Principal Secretary for Parliamentary Affairs
- Incumbent
- Assumed office November 2022
- President: William Ruto
- Minister: Office of the Prime Cabinet Secretary

Personal details
- Alma mater: University of Kabianga (PhD) Jomo Kenyatta University of Agriculture and Technology (MBA) Egerton University (BEd)
- Profession: Accountant; public administrator

= Aurelia Chepkirui Rono =

Kenyan public administrator and accountant

Aurelia Chepkirui Rono CBS is a Kenyan public administrator and accountant who serves as the Principal Secretary for the State Department for Parliamentary Affairs in the Office of the Prime Cabinet Secretary (since November 2022). She is a Certified Public Accountant (Kenya) and holds a PhD in Business Administration (Finance).

== Early life and education ==
Rono holds a PhD in Business Administration (Finance) from the University of Kabianga, an MBA (Finance) from JKUAT, and a Bachelor of Education (Science) from Egerton University.
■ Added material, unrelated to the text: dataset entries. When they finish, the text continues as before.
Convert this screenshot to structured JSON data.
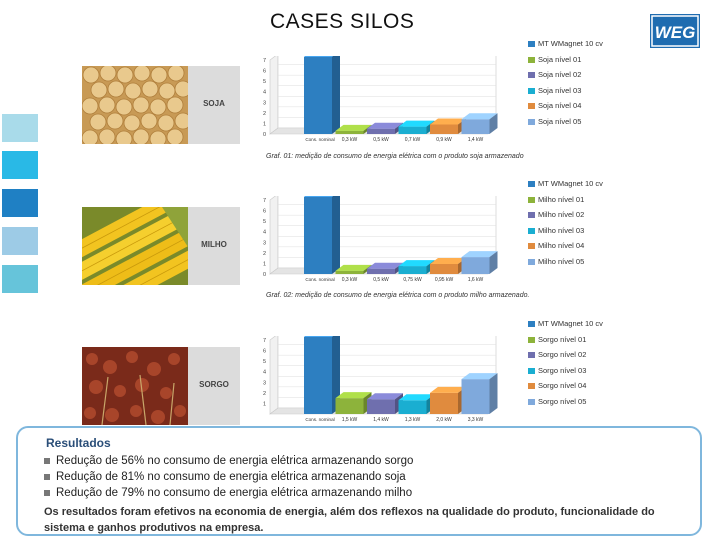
{
  "title": "CASES SILOS",
  "logo_text": "WEG",
  "colors": {
    "accent": "#1f6cb0",
    "side_squares": [
      "#a9dbea",
      "#29b9e6",
      "#1f80c4",
      "#9dcbe6",
      "#66c4da"
    ]
  },
  "crops": [
    {
      "label": "SOJA",
      "caption": "Graf. 01: medição de consumo de energia elétrica com o produto soja armazenado",
      "chart_data": {
        "type": "bar",
        "categories": [
          "Cons. nominal",
          "0,3 kW",
          "0,5 kW",
          "0,7 kW",
          "0,9 kW",
          "1,4 kW"
        ],
        "values": [
          7.3,
          0.3,
          0.5,
          0.7,
          0.9,
          1.4
        ],
        "series_names": [
          "MT WMagnet 10 cv",
          "Soja nível 01",
          "Soja nível 02",
          "Soja nível 03",
          "Soja nível 04",
          "Soja nível 05"
        ],
        "colors": [
          "#2d7fc1",
          "#8db33b",
          "#6f6fae",
          "#1aaed1",
          "#e08b3e",
          "#7fa9dc"
        ],
        "ylim": [
          0,
          7
        ],
        "yticks": [
          "0",
          "1",
          "2",
          "3",
          "4",
          "5",
          "6",
          "7"
        ]
      }
    },
    {
      "label": "MILHO",
      "caption": "Graf. 02: medição de consumo de energia elétrica com o produto milho armazenado.",
      "chart_data": {
        "type": "bar",
        "categories": [
          "Cons. nominal",
          "0,3 kW",
          "0,5 kW",
          "0,75 kW",
          "0,95 kW",
          "1,6 kW"
        ],
        "values": [
          7.3,
          0.3,
          0.5,
          0.75,
          0.95,
          1.6
        ],
        "series_names": [
          "MT WMagnet 10 cv",
          "Milho nível 01",
          "Milho nível 02",
          "Milho nível 03",
          "Milho nível 04",
          "Milho nível 05"
        ],
        "colors": [
          "#2d7fc1",
          "#8db33b",
          "#6f6fae",
          "#1aaed1",
          "#e08b3e",
          "#7fa9dc"
        ],
        "ylim": [
          0,
          7
        ],
        "yticks": [
          "0",
          "1",
          "2",
          "3",
          "4",
          "5",
          "6",
          "7"
        ]
      }
    },
    {
      "label": "SORGO",
      "caption": "",
      "chart_data": {
        "type": "bar",
        "categories": [
          "Cons. nominal",
          "1,5 kW",
          "1,4 kW",
          "1,3 kW",
          "2,0 kW",
          "3,3 kW"
        ],
        "values": [
          7.3,
          1.5,
          1.4,
          1.3,
          2.0,
          3.3
        ],
        "series_names": [
          "MT WMagnet 10 cv",
          "Sorgo nível 01",
          "Sorgo nível 02",
          "Sorgo nível 03",
          "Sorgo nível 04",
          "Sorgo nível 05"
        ],
        "colors": [
          "#2d7fc1",
          "#8db33b",
          "#6f6fae",
          "#1aaed1",
          "#e08b3e",
          "#7fa9dc"
        ],
        "ylim": [
          0,
          7
        ],
        "yticks": [
          "1",
          "2",
          "3",
          "4",
          "5",
          "6",
          "7"
        ]
      }
    }
  ],
  "results": {
    "title": "Resultados",
    "bullets": [
      "Redução de 56% no consumo de energia elétrica armazenando sorgo",
      "Redução de 81% no consumo de energia elétrica armazenando soja",
      "Redução de 79% no consumo de energia elétrica armazenando milho"
    ],
    "conclusion": "Os resultados foram efetivos na economia de energia, além dos reflexos na qualidade do produto, funcionalidade do sistema e ganhos produtivos na empresa."
  }
}
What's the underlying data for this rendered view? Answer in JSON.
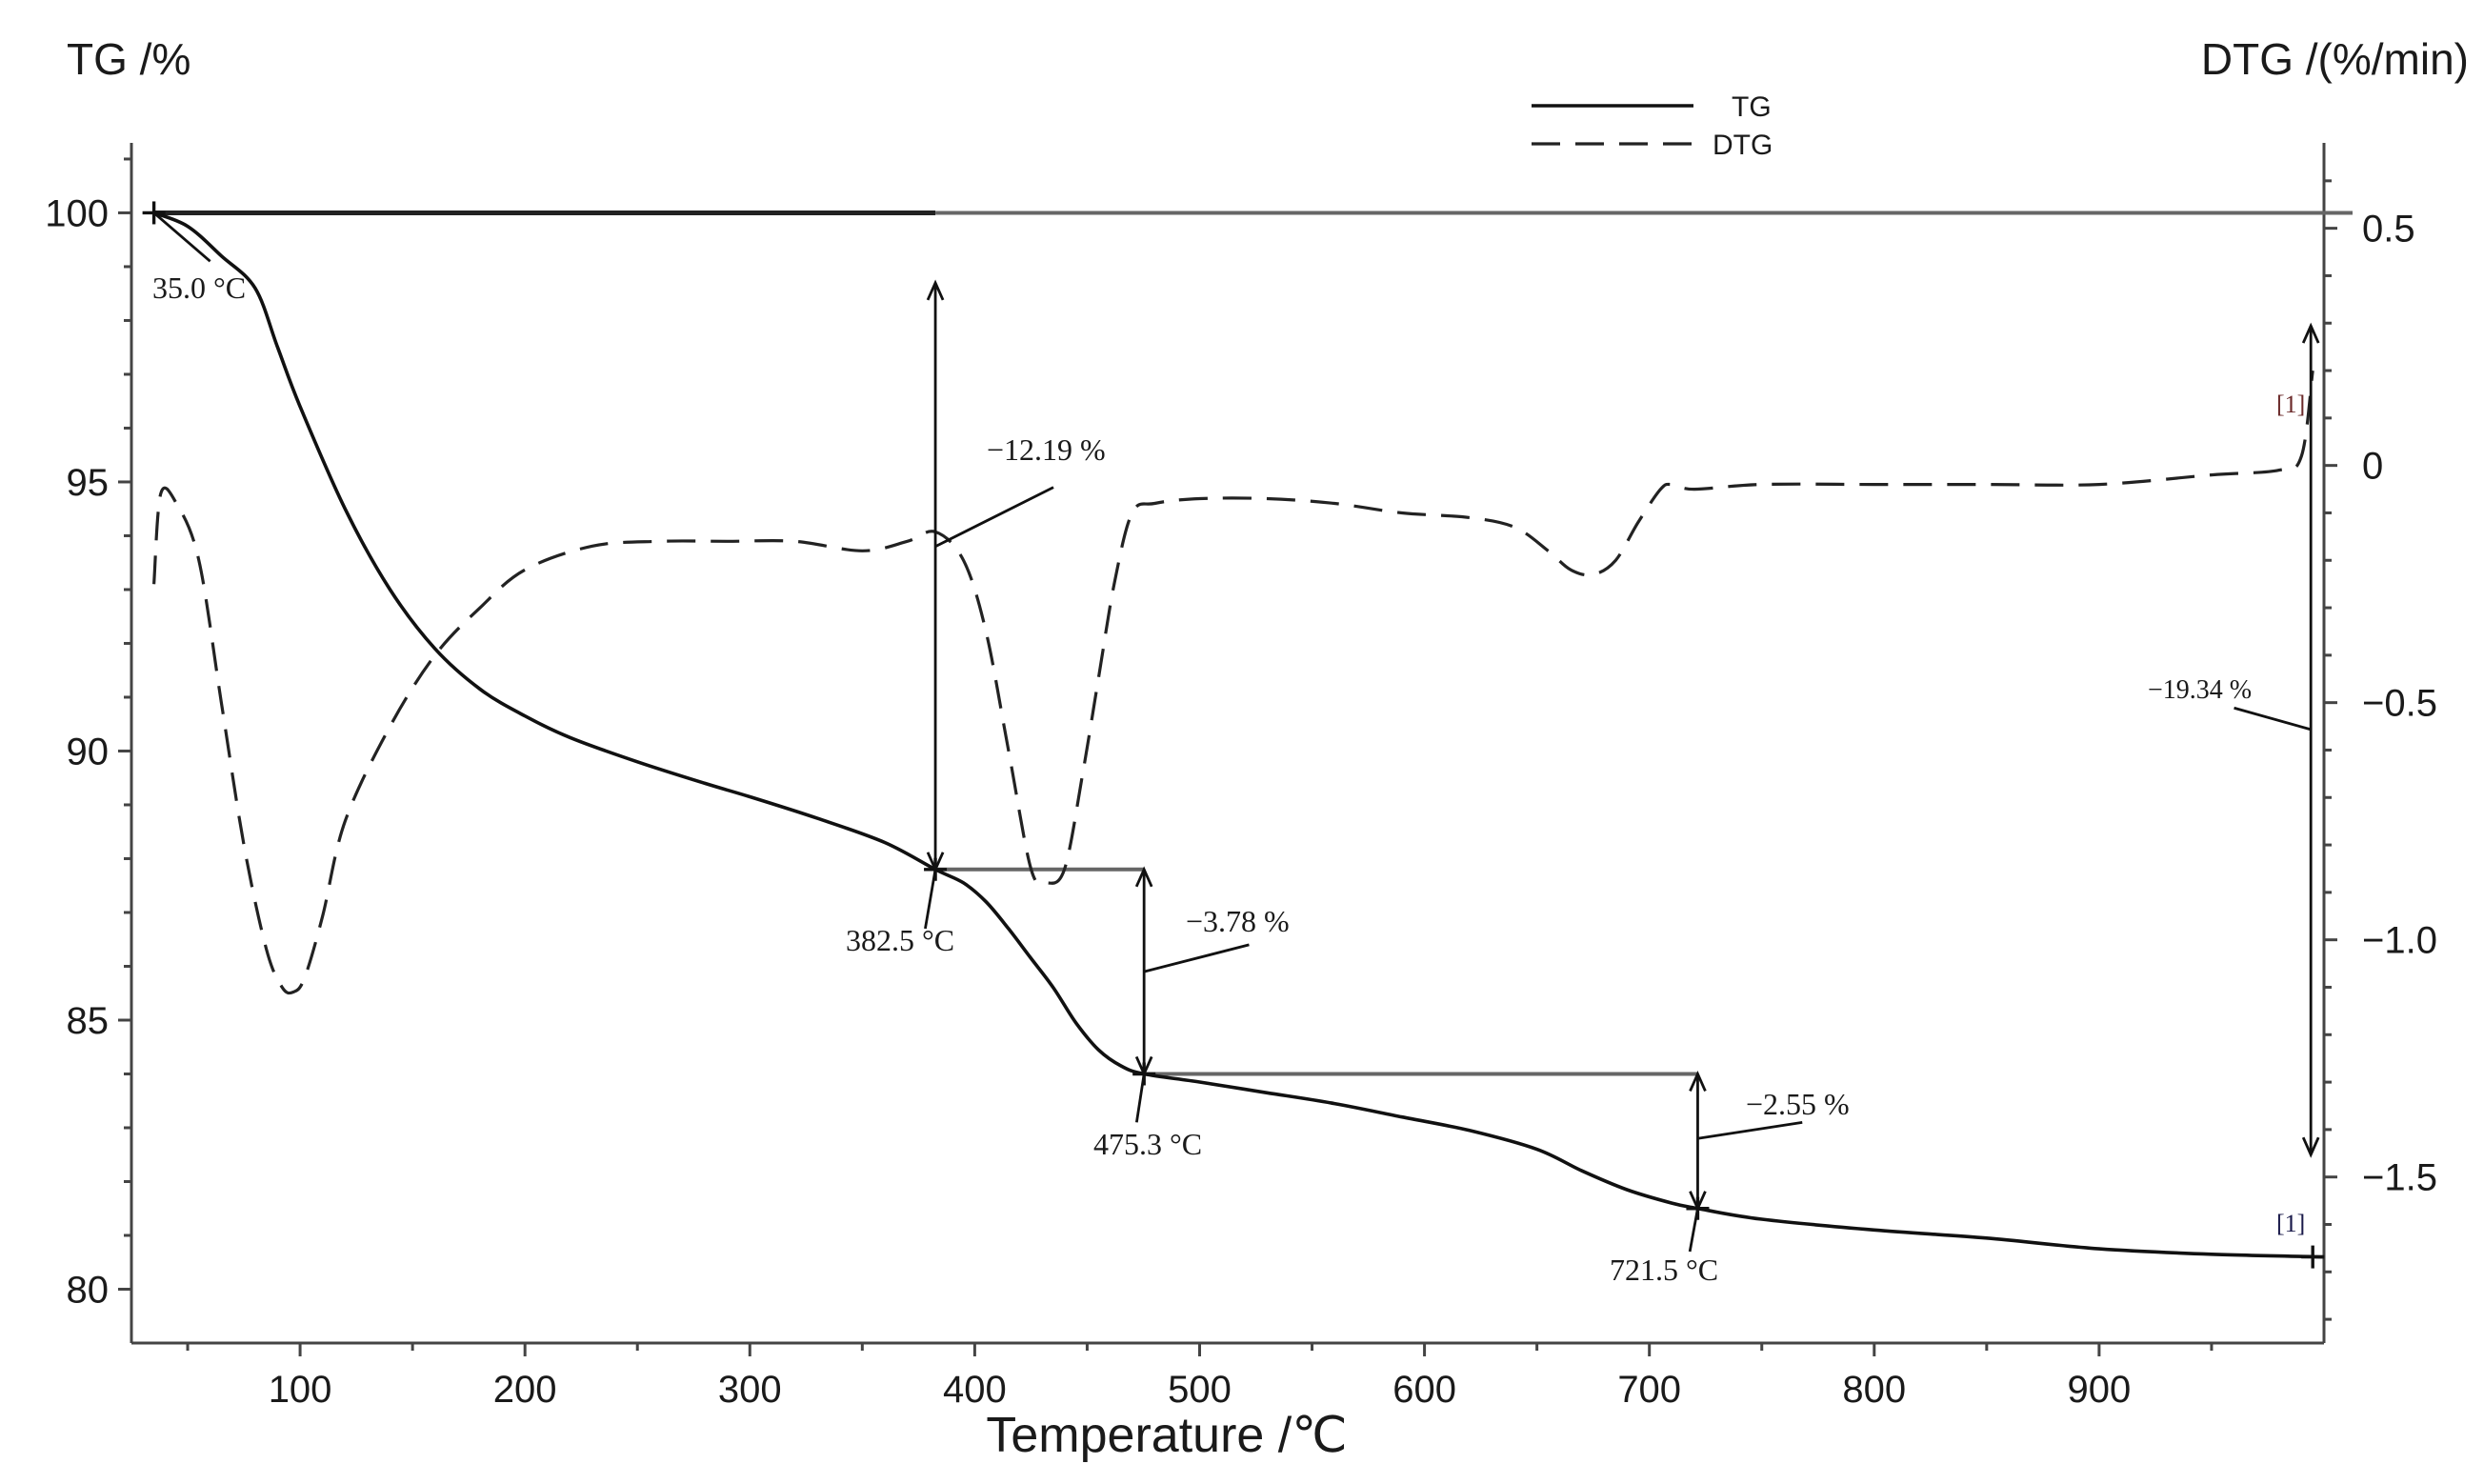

She is a Certified Public Accountant (K) and a member of the Institute of Certified Public Accountants of Kenya (ICPAK).

== Career ==
=== Early career ===
Rono has worked in public administration, finance and higher education for more than 15 years, in roles covering budgeting, internal controls and institutional governance. She served as a nominated member of the Bomet County Assembly from 2013 to 2017, chairing the Budget and Appropriation Committee, and has taught Economics, Accounting and Business Finance at Bomet University College, Maasai Mara University and JKUAT.

=== Principal Secretary for Parliamentary Affairs (2022–present) ===
Rono was appointed Principal Secretary in November 2022 following the reorganisation of the national executive. As PS, she coordinates policy between the Executive and Parliament and oversees legislative liaison for the Prime Cabinet Secretary’s office. Initiatives under the docket include capacity-building and improved tracking of the government’s legislative agenda.

== Honours and awards ==
- Chief of the Order of the Burning Spear (CBS) (2023).

== Professional affiliations ==
- Member, Institute of Certified Public Accountants of Kenya (ICPAK).